Jugements de la Cour canadienne de l'impôt

Informations sur la décision

Contenu de la décision

Dossier : 2013-1779(IT)I

ENTRE :

LADAN ABOOTALEBY-POUR,

appelante,

et

SA MAJESTÉ LA REINE,

intimée.

 

[TRADUCTION FRANÇAISE OFFICIELLE]

 

Appels entendus le 16 septembre 2014, à Vancouver (Colombie‑Britannique).

Devant : L’honorable juge Robert J. Hogan


Comparutions :

 

Pour l’appelante :

L’appelante elle‑même

Avocates de l’intimée :

Me Selena Sit

Me Christa Akey

 

JUGEMENT

          Les appels interjetés à l’encontre des nouvelles cotisations établies au titre de la Loi de l’impôt sur le revenu pour les années d’imposition 2006, 2007 et 2008 sont rejetés conformément aux motifs du jugement ci‑joints.
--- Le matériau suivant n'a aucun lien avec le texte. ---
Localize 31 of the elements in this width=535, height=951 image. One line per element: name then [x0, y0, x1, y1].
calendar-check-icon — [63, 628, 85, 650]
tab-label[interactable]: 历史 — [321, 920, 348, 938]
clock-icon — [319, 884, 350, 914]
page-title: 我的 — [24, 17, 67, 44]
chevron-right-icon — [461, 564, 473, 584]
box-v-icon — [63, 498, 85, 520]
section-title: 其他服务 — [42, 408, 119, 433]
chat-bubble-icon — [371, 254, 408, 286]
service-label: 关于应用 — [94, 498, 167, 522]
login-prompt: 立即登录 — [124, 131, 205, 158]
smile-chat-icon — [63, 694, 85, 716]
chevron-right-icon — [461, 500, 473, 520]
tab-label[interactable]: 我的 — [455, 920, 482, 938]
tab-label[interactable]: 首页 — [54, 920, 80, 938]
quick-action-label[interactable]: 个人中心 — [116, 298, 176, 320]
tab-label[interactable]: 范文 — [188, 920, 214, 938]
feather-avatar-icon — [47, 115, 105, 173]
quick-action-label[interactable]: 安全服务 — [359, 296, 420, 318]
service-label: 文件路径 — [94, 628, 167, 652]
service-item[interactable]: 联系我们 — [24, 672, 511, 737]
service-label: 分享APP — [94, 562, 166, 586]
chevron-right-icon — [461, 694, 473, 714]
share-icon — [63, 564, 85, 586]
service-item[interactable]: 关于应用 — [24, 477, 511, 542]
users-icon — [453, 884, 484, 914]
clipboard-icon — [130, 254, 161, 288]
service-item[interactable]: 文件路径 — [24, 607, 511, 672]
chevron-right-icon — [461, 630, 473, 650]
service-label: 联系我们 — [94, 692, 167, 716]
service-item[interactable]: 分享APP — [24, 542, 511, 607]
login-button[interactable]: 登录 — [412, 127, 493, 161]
Signé à Ottawa, Canada, ce 18e jour de novembre 2014.

« Robert J. Hogan »

Juge Hogan

 

 

 

Traduction certifiée conforme

ce 15jour de décembre 2014.

 

Espérance Mabushi, M.A. Trad. Jur.


Référence : 2014 CCI 343

Date : 20141118

Dossier : 2013-1779(IT)I

ETNRE :

LADAN ABOOTALEBY-POUR,

appelante,

et

SA MAJESTÉ LA REINE,

intimée.

 

[TRADUCTION FRANÇAISE OFFICIELLE]

 


MOTIFS DU JUGEMENT

Le juge Hogan

I.       Aperçu

[1]             L’appelante, Ladan Abootaleby‑Pour, interjette appel à l’encontre des nouvelles cotisations par lesquelles le ministre du Revenu national (le « ministre ») a refusé les montants déduits au titre de dons de bienfaisance de la manière suivante :

Année d’imposition

Montants déduits au titre de dons de bienfaisance

Montants refusés au titre de dons de bienfaisance

2006

4 000 $

4 000 $

2007

3 000 $

3 000 $

2008

3 800 $

3 800 $

[2]             Le ministre soutient que l’appelante a acheté de faux reçus pour dons de bienfaisance auprès de ses comptables, Fareed Raza et Saheem Raza (les « frères Raza »). Les frères Raza fournissaient des services de comptabilité et des services en matière fiscale sous les noms commerciaux Fareed Raza & Co. Inc. et F & A Accounting Corporation (le cabinet « FA »). Les frères Raza ont été accusés de fraude pour avoir fait de faux énoncés dans les déclarations de revenus qu’ils avaient établies pour leurs clients.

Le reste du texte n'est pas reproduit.